A similar point relates to any potential investigat­ion by HMRC into Ms Rayner’s affairs. Tax officials do not routinely make public when they have launched such an inquiry. There is a justificat­ion for this, since the result could well be that all tax owed was indeed paid. Given the complexity of the tax system, such judgments are not always clear-cut.

Such secrecy is more problemati­c when HMRC does require a settlement. Last year, Nadhim Zahawi was sacked from his role as Conservati­ve Party chairman by Rishi Sunak, after the Prime Minister’s ethics adviser found that he had committed a serious breach of the ministeria­l code over his taxes. It had emerged that he had settled a multi-million pound bill with HMRC when he was chancellor.

Should the public not be informed in such situations, especially when it concerns a senior politician? They are, after all, responsibl­e for setting taxation policy for the rest of us. The question comes into even sharper focus given Labour’s fierce denunciati­on of “tax dodgers”. In the party’s eyes, this too often seems to include not just those who break the law by evading tax, but people who use perfectly legitimate means to minimise their tax bill.

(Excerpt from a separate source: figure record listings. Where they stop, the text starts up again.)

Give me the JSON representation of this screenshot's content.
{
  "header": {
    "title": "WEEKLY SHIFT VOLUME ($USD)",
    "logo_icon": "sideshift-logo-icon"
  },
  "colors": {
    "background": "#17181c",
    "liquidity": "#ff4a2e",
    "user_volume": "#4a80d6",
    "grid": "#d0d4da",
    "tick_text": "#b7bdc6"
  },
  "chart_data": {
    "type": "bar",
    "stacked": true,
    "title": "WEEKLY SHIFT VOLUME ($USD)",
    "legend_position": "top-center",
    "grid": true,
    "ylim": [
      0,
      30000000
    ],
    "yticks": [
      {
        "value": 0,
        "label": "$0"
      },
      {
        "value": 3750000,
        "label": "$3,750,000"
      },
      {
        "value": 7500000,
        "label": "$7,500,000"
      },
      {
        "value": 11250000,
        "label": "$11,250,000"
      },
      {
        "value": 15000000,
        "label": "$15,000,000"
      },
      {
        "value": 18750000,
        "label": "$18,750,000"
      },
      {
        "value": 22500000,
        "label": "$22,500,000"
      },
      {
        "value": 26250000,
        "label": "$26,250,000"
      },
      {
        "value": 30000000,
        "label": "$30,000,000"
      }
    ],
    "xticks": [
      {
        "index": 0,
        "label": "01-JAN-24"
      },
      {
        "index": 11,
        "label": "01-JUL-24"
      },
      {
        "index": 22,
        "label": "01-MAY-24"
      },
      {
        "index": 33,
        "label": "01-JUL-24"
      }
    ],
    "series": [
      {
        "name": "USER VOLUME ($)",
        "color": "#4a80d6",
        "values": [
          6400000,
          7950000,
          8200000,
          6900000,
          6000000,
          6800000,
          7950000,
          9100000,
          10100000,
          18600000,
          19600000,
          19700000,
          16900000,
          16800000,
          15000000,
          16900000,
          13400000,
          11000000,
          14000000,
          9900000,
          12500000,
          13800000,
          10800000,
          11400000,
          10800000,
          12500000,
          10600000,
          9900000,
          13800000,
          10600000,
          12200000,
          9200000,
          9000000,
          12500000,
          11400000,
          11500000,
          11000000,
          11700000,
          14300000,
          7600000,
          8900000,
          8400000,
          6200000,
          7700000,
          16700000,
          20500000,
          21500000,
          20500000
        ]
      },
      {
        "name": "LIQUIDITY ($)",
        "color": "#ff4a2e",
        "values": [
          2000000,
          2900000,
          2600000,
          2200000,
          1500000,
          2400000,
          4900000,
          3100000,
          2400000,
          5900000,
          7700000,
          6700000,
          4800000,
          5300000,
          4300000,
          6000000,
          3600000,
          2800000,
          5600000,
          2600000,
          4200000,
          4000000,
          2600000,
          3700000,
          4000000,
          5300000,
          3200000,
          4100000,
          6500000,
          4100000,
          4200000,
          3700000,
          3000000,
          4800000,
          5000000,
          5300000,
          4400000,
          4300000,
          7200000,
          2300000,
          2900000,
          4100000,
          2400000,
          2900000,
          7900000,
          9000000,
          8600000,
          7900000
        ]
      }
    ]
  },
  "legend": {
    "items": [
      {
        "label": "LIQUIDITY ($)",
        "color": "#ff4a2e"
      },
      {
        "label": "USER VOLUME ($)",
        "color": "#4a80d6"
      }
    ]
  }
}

Yesterday it was reported that Labour had destroyed documents that could have revealed where Ms Rayner claimed to be living when she applied to be a parliament­ary candidate, which may have cast light on a separate allegation laid against her. But the public’s interest in this story is not going to go away, however many times Sir Keir Starmer might dismiss it as a “smear”. Voters would be better served by full transparen­cy, not least from Ms Rayner.